Venite venite, venite gente: zente zentazza nuova razza d’appestati pupazzi sanza faccia lacrime asciutte come il lago d’Ariccia

che una storia moderna v’ò  da raccontare piena di luce piena di niente fatta di frecce rabbia di servi untori vittime a schiattare affatto innocenti e tanti contatori de balle:

sono lamenti  orticarie per eccesso di rabbia sabbia fine per nuove clessidre e  popoli in gabbia.                               . Dunque: io sono il Gatto Lupesco c’ama ringhiare sul muso grifagno di ‘sto buio Carnevale:

così come tutti chi per lode e chi per danno vanno per piazze o per vie così m’andava anch’io l’altro ziorno per un giardino antico a nuovo amore già pensando col grugno smorto  nella palta d’un rinato affanno.

Allora, uscito dal cammino entrai in vie disuse ove incontrai duo alti barattieri finanzieri gabellieri del  Governo di quaggiù, che disse " Altolà chi se’ tu?" Signori miei: “Quel ch’io sono è quel che appare.

Io sono lo Gatto Lupesco che a ciascheduno do il fiasco poi raffio sgrugno e patapaffio chi non dice veritate. Però voi onde andate?

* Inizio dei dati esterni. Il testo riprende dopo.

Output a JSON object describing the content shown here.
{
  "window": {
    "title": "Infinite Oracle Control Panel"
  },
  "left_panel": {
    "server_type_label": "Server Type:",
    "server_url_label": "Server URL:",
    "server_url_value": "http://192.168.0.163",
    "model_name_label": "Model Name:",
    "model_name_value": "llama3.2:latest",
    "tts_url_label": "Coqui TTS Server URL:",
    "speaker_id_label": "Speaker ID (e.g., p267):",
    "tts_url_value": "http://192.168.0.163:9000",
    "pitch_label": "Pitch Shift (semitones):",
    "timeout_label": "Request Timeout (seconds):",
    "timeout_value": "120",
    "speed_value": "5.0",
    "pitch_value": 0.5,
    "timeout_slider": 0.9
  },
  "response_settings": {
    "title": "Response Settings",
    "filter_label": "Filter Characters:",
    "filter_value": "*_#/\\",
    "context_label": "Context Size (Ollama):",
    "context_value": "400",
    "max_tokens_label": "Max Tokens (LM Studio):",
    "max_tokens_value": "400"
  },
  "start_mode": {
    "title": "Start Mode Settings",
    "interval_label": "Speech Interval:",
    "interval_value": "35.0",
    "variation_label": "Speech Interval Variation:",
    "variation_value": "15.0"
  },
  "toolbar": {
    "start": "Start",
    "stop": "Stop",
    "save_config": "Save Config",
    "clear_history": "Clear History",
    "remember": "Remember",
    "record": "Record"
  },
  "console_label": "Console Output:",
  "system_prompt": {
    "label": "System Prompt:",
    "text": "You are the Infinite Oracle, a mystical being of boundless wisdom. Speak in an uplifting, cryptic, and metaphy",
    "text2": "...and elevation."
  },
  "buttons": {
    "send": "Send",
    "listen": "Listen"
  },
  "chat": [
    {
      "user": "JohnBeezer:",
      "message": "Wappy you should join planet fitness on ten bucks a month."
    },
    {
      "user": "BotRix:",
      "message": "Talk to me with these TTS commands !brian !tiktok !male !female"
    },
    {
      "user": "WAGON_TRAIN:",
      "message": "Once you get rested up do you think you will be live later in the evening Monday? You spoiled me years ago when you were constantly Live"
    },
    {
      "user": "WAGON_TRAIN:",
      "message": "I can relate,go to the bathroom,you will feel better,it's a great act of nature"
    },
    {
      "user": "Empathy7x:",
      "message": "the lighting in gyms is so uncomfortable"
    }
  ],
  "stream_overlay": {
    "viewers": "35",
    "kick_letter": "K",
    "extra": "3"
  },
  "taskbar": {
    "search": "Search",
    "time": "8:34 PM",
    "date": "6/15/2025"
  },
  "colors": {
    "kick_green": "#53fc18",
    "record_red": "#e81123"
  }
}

Vorrei sapere voi chi sete e poi da qual partito malo sbandati voi venite? ”

E quelli  “Ora c’intendi siamo di Renzi servitori e direm’ se vuoi sapere: sgovernanti siamo d’Italia poverita trista blanda da Firenze impataccata

com’è  Roma anco lei: ladrona bionda, bigoncio  vivo merda matrigna spuzolenta  bosco di mai viste falsità impregnata di bugie e sanguisughe a volontà. Non eletti siamo stati da popolazzo invero poco astuto

ma da noi istessi nominati e da lonza a doppia faccia sovranista neo-papista di famiglia pasta frolla lumache nepotiste cornucopie fanfaluche magia tutto

che non sappiamo più onde è venuto andato sparuto il mandato col suo acerrimo nimico ‘papete satan papete satan e sleppe’. Ma torniam a questa terra cotta da promesse, tristi sbotti gonzi sovranisti

stracchi morti fra veneti e venete a sbigonzolare. E io: “Vi riccomando ciascheduno, poveri grulli d’ignavia incipriati  che vittima innocente non sarà chi si scavò la fossa sbadigliando nelle proprie ossa”.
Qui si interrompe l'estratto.